Interior Design Program, School of Arch & Design
School House Lane & Henry Ave
Philadelphia PA 19144-5497 USA
During the medieval ages in India, no single dynastic power served as the undisputed dispenser of cultural and artistic ideas. However, despite their regional flourishes, Hindu temple designs displayed a remarkable unity of aesthetic purposes. This unified philosophy was codified into a system of rules or canons (a compendium of architectural guidelines) called the Vastushastras. These canons were the purview of the priestly class, were intentionally made very complex so that they were incomprehensible to even skilled building craftspeople and were seldom challenged.

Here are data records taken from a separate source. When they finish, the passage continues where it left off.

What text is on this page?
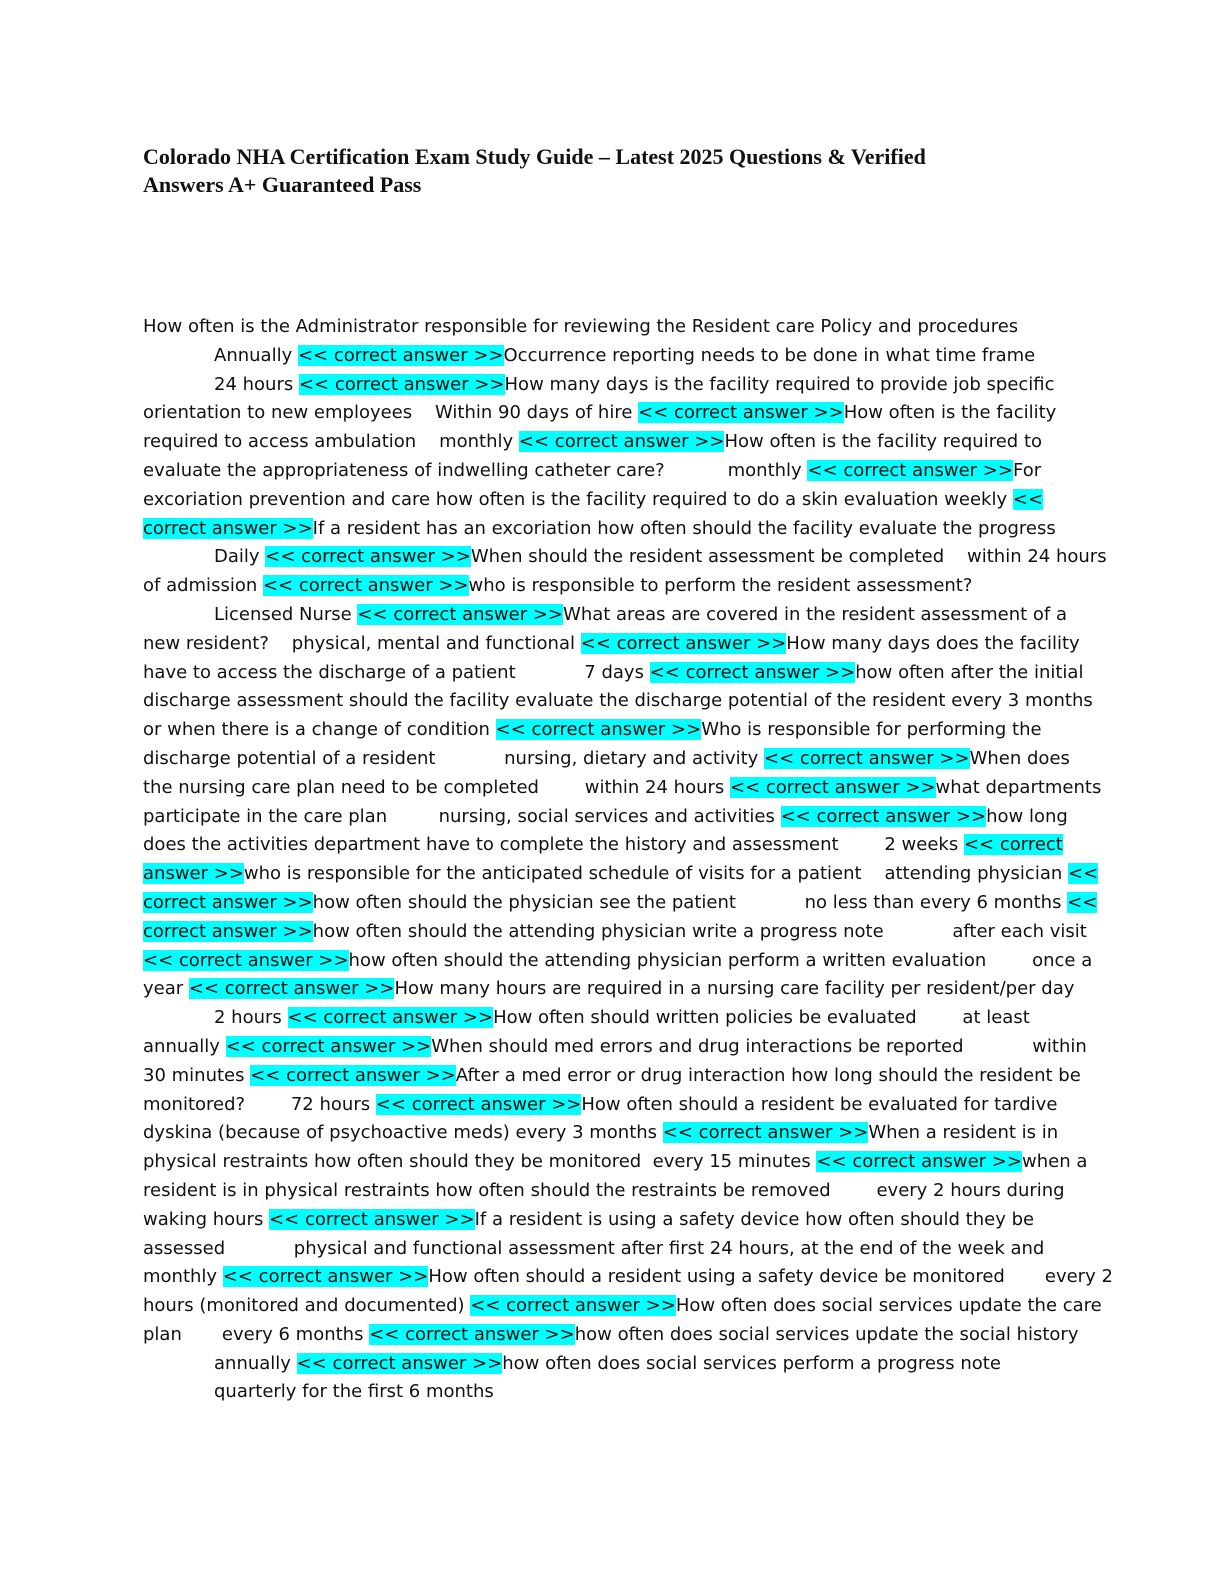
Colorado NHA Certification Exam Study Guide – Latest 2025 Questions & Verified
Answers A+ Guaranteed Pass
How often is the Administrator responsible for reviewing the Resident care Policy and procedures
Annually << correct answer >>Occurrence reporting needs to be done in what time frame
24 hours << correct answer >>How many days is the facility required to provide job specific
orientation to new employees    Within 90 days of hire << correct answer >>How often is the facility
required to access ambulation    monthly << correct answer >>How often is the facility required to
evaluate the appropriateness of indwelling catheter care?           monthly << correct answer >>For
excoriation prevention and care how often is the facility required to do a skin evaluation weekly <<
correct answer >>If a resident has an excoriation how often should the facility evaluate the progress
Daily << correct answer >>When should the resident assessment be completed    within 24 hours
of admission << correct answer >>who is responsible to perform the resident assessment?
Licensed Nurse << correct answer >>What areas are covered in the resident assessment of a
new resident?    physical, mental and functional << correct answer >>How many days does the facility
have to access the discharge of a patient            7 days << correct answer >>how often after the initial
discharge assessment should the facility evaluate the discharge potential of the resident every 3 months
or when there is a change of condition << correct answer >>Who is responsible for performing the
discharge potential of a resident            nursing, dietary and activity << correct answer >>When does
the nursing care plan need to be completed        within 24 hours << correct answer >>what departments
participate in the care plan         nursing, social services and activities << correct answer >>how long
does the activities department have to complete the history and assessment        2 weeks << correct
answer >>who is responsible for the anticipated schedule of visits for a patient    attending physician <<
correct answer >>how often should the physician see the patient            no less than every 6 months <<
correct answer >>how often should the attending physician write a progress note            after each visit
<< correct answer >>how often should the attending physician perform a written evaluation        once a
year << correct answer >>How many hours are required in a nursing care facility per resident/per day
2 hours << correct answer >>How often should written policies be evaluated        at least
annually << correct answer >>When should med errors and drug interactions be reported            within
30 minutes << correct answer >>After a med error or drug interaction how long should the resident be
monitored?        72 hours << correct answer >>How often should a resident be evaluated for tardive
dyskina (because of psychoactive meds) every 3 months << correct answer >>When a resident is in
physical restraints how often should they be monitored  every 15 minutes << correct answer >>when a
resident is in physical restraints how often should the restraints be removed        every 2 hours during
waking hours << correct answer >>If a resident is using a safety device how often should they be
assessed            physical and functional assessment after first 24 hours, at the end of the week and
monthly << correct answer >>How often should a resident using a safety device be monitored       every 2
hours (monitored and documented) << correct answer >>How often does social services update the care
plan       every 6 months << correct answer >>how often does social services update the social history
annually << correct answer >>how often does social services perform a progress note
quarterly for the first 6 months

Of all the canons and rules in the Vastushastras, the one that found the most favor with building designers from ancient times to the present day is the Vastu purusha mandala. The Vastu purusha mandala has been defined as "a collection of rules which attempt to facilitate the translation of theological concepts into architectural form." This law of proportions and rhythmic ordering of elements not only found full expression in temples, but extended to residential and urban planning as well. This paper argues that the influence of the Vastu purusha mandala extended beyond building activity to encompass the cultural milieu as well. The first section discusses the principles underlying the Vastu purusha mandala. The application of the Vastu purusha mandala in residential design and city planning is discussed in the second section. The implications of the mandalas on the social milieu are also identified. Finally, the current status of the mandala in contemporary Indian architecture and urban design are identified.